In multigamification approaches (in which interactions among workplace games are analyzed and mapped), organizational participants themselves are equipped to serve as co-creators. They do so not just through their inventions of new games and development of emergent aspects of current initiatives but also through the methods and strategies with which they balance their forms and levels of participation in the games in which they choose to participate. These workplace games themselves (some that are organization-sponsored and approved and others that are surreptitious) can be construed as competing in some ways for the limited time and attention of participants in a “marketplace of games” configuration. Developers will need to be sensitive to and learn from players on an ongoing basis as to how multigamification can best permeate organizational life.

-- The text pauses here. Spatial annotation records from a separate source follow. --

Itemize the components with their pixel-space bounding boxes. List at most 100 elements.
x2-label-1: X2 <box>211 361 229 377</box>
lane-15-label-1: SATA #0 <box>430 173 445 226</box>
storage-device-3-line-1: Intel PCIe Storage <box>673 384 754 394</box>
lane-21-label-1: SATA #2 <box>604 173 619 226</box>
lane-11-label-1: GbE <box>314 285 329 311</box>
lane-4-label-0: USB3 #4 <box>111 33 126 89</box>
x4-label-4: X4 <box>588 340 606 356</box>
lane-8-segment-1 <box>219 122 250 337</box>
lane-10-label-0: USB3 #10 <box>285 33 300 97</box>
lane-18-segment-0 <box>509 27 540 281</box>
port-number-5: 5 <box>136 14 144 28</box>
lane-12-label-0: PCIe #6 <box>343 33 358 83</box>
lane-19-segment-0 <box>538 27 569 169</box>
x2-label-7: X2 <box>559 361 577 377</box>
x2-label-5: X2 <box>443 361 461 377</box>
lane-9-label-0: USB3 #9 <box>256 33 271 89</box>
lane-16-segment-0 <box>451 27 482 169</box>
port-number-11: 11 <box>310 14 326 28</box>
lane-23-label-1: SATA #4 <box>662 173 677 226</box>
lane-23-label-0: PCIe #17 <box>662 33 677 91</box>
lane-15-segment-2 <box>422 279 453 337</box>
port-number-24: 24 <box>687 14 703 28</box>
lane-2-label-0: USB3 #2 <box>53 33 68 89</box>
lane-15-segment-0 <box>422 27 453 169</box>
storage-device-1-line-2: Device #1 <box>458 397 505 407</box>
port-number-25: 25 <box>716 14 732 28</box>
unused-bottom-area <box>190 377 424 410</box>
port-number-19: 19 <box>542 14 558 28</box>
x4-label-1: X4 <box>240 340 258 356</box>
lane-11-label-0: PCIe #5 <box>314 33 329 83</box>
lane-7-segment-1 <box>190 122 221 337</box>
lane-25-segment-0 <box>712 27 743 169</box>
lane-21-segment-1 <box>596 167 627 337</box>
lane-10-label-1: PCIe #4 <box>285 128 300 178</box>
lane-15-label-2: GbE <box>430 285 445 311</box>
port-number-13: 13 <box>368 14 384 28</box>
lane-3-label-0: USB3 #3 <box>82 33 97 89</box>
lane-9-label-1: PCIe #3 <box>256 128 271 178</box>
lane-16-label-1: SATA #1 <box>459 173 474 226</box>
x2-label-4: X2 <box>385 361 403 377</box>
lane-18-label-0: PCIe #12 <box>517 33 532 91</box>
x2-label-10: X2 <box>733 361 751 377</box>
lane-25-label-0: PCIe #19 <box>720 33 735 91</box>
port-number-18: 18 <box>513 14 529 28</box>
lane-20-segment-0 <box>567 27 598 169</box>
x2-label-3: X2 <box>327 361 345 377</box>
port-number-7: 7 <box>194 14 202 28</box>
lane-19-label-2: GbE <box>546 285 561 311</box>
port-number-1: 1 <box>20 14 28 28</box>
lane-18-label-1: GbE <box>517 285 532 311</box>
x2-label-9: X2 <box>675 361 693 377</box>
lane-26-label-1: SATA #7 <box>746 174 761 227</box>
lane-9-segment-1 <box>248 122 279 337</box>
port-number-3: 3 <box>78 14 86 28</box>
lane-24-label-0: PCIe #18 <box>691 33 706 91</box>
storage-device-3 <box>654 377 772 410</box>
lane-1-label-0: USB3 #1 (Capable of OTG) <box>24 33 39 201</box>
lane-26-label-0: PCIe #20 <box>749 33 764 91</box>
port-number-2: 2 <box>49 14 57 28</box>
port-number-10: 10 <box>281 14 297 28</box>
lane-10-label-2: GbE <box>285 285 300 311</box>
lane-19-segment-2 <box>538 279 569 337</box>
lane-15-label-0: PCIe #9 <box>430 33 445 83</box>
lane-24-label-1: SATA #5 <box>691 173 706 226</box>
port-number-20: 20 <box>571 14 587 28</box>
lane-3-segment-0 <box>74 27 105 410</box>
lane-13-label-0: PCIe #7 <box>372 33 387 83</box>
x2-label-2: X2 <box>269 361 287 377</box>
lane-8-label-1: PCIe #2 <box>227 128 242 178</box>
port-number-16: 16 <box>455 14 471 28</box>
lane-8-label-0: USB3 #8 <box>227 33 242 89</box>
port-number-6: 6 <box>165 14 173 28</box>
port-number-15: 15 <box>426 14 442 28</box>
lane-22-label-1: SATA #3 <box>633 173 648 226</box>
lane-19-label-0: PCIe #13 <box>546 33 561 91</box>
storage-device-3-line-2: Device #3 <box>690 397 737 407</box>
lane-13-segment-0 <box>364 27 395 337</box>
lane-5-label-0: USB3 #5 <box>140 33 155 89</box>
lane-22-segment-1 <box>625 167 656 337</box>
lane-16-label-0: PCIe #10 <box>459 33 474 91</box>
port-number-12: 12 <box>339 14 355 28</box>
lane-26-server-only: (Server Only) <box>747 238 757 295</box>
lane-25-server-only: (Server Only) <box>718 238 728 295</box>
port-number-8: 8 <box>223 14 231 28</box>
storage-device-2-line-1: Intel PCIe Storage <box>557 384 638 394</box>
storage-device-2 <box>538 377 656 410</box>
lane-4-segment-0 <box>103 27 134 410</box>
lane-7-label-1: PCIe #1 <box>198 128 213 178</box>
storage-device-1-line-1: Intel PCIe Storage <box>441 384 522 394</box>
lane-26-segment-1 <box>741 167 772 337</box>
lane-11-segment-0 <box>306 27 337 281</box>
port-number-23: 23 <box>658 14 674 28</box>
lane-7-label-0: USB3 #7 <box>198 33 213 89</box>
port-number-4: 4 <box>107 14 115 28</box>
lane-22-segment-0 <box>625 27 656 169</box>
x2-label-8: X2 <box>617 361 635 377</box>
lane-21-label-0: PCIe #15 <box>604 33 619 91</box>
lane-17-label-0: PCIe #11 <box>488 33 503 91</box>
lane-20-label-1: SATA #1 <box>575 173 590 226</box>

Distinctions between “work” and “play” have had strong roles in societal and political discourse for centuries (Andersen, 2009). This dichotomy has framed a great deal of organizational and interpersonal interaction, serving to frame and prioritize activities; for developers to expect its rapid dissolution or reframing would be overly optimistic. Recognition of the power of this dichotomy can be helpful in clarifying the difficulties in creating productive workplaces that support gaming as well as other kinds of playful and creative approaches to organizational life.

Future Directions

Co-creating and maintaining situation-appropriate and comprehensible work/play distinctions may be increasingly important in quality of life efforts in workplace contexts, and fruitful research could indeed follow these efforts. Innovative approaches to multigaming are likely to emerge from players’ initiatives and interactions in particular settings as well as be instituted by game developers. New sources of stress may indeed surface in some contexts, although in many settings these initiatives could underscore the playful dimensions of work and potentially enhance participant wellbeing. Future research efforts on these themes could include how organizational policies related to emerging gamification and multigamification initiatives will affect how gaming is conducted by participants, with special emphasis on the levels of stress involved. Other efforts could address how the “workplace of the future” will be perceived and described in the advent of pervasive workplace gaming and multigaming initiatives. Future research approaches could capture how organizational life is reframed by individuals in workplace contexts through textual analyses of email and social media discourse. Use of theatre imagery to describe organizational life has been pervasive for decades, with the notion that individuals are “on stage” or “off stage” often expressed (Goffman, 1967; Grandey, 2000). However, individuals who have utilized some form of gaming technology throughout their lives may be increasingly comfortable in using game imagery to frame their organizational experiences, thus engendering new vocabularies and new approaches for dealing with their everyday workplace life. Gamification and multigamification may have increasingly salient roles in workplace wellbeing and creativity initiatives, especially if development approaches are taken that gain from their emergent and spontaneous aspects.